Sleep

When I was pregnant, people started talking to me about sleep. I heard lots of advice about sleeping as much as possible, sleeping when the baby sleeps, etc. And it wasn’t that I didn’t believe them, or that I didn’t think sleep was important. It was just that it was already getting hard. You have someone literally kicking you from the inside at 3:30 a.m. No. You are NOT sleeping. The advantage of it is that you know in advance what kind of baby you’re getting- they are divided into diurnal and nocturnal, and ours is the latter.
When SL arrived, I heard more sleep advice. Really sound advice. Like, sleep when the baby sleeps. Again, awesome. Except our sweet baby isn’t a fan. She slept for the first 3 days (I remember idiotically telling my husband we would probably always have to wake her up to eat because she was such a sound sleeper. I remember even more idiotically waking her up.NEVER AGAIN.), and then she realized that if she was awake, there would always be someone available to hang out with her. So she stays awake, smiling, staring at you with the most gorgeous blue eyes you’ve ever seen, or sniffling and crying (she has an incredible frowny face). Which is why we hold her so often- more on that at a later time.
I remember the way sleeping felt. And I am definitely a sleeper, and I love a good rester. I could easily go 8 or 9 hours at night plus a good nap in the afternoon, and could never figure out why naps go away in elementary school. They’re really more necessary in middle and high school, right? And college, and obviously in adulthood. I especially love European countries that shut down for a long afternoon lunch and siesta. Why doesn’t the U.S. get on board with that?
Anyway, back to the days of my pregnancy. I could nap pretty much anytime, and did. The best part was that no one would dare say anything. If you’re growing a human, people are kind, caring, and understanding if you sit down and get up three times during a meeting, nap on the sofa at 6 p.m., nap on the sofa at 10 a.m. on a Saturday, eat 3 cupcakes at a party and hunt for water. Once you have that baby, there are no guarantees. I will say I sometimes continue to pull the newborn card, even though SL is now technically an “infant”. I actually remember the last time I had a 3 hour nap. It was amazing, when I was 9 months pregnant and too hot and sticky to do anything. I laid down, had the fan going, and slept until I woke up. I repeat: AMAZING. And regardless of your personal feelings on the nap, if you do not have kids, you need to go take one. Think of it as “pouring one for your homies”.
Occasionally I do catch a nap. Recently SL went down for THREE HOURS STRAIGHT. Naturally it took me 45 minutes to realize that this was a real nap, no 5 minute power nap and then I did what any parent would do- I panicked. I jumped up from my chair where I was absently flipping through House Beautiful and wondering why none of the houses, even ones with kids, ever show toys sitting in the living spaces or kitchens. I rushed into the kitchen, naturally assuming I should eat something because I had two hands.
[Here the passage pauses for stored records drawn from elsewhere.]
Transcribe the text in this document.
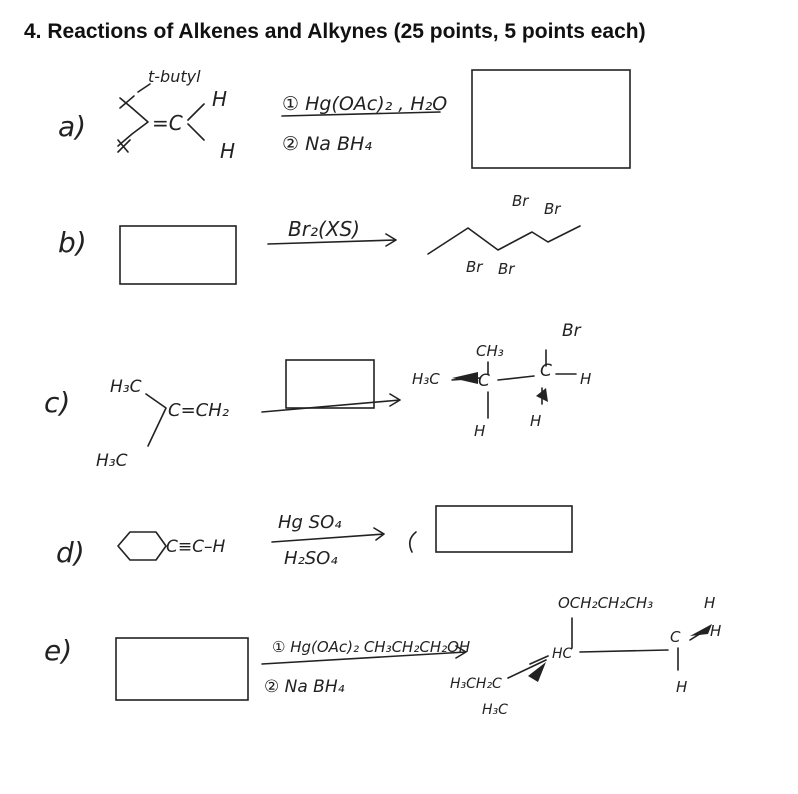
4. Reactions of Alkenes and Alkynes (25 points, 5 points each)
a)
t-butyl
=C
H
H
① Hg(OAc)₂ , H₂O
② Na BH₄
b)	Br₂(XS)
Br Br
Br Br
c) H₃C
H₃C
C=CH₂
CH₃
Br
H₃C C	C H
H
H
d)	C≡C–H
Hg SO₄
H₂SO₄
e)	① Hg(OAc)₂ CH₃CH₂CH₂OH
② Na BH₄
OCH₂CH₂CH₃	H
H
H
H₃CH₂C
H₃C
HC
C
Then I panicked and thought maybe I should be downstairs working on laundry. Then I realized, just to test the power of this nap, I too could lay down and sleep. So I crept upstairs, peeked in to see that SL was still sleeping. She was. I cautiously laid down on the bed, aware that she can sense my head hitting a pillow. I listened. Nothing. I cut on the video feed. Still asleep.
Even more cautiously I closed my eyes, and then…I slept. For real. I woke up an hour later thinking somehow I had missed SL crying, and therefore psychologically damaged her for life. But when I checked, our girl was still passed out. So I went downstairs and did a short workout. Still sleeping. I came back upstairs and showered and got dressed in actual people clothes. And I thought, this is what it’s like when people say “sleeping like a baby”. This was a recent occurrence and hasn’t been repeated. I called M at work and told him about the nap, and how I thought we were turning a corner and she was going to start doing this on a regular basis, but so far it hasn’t even happened twice. Sometimes I find myself actually dreaming about sleeping. Really.
It’s the most experimental part of parenting, in my world. Something happens and I think it’s going to be a routine part of our day, and then it never happens again. I shouldn’t say never. Obviously at some point SL is going to “give up the ghost” and go to sleep (saying is from my grandmother). Sleep is important, and baby sleep is especially important (for babies and parents!!). * Side Note: As I finish writing this, my night involved hanging out with SL until 1 a.m.. On a school night.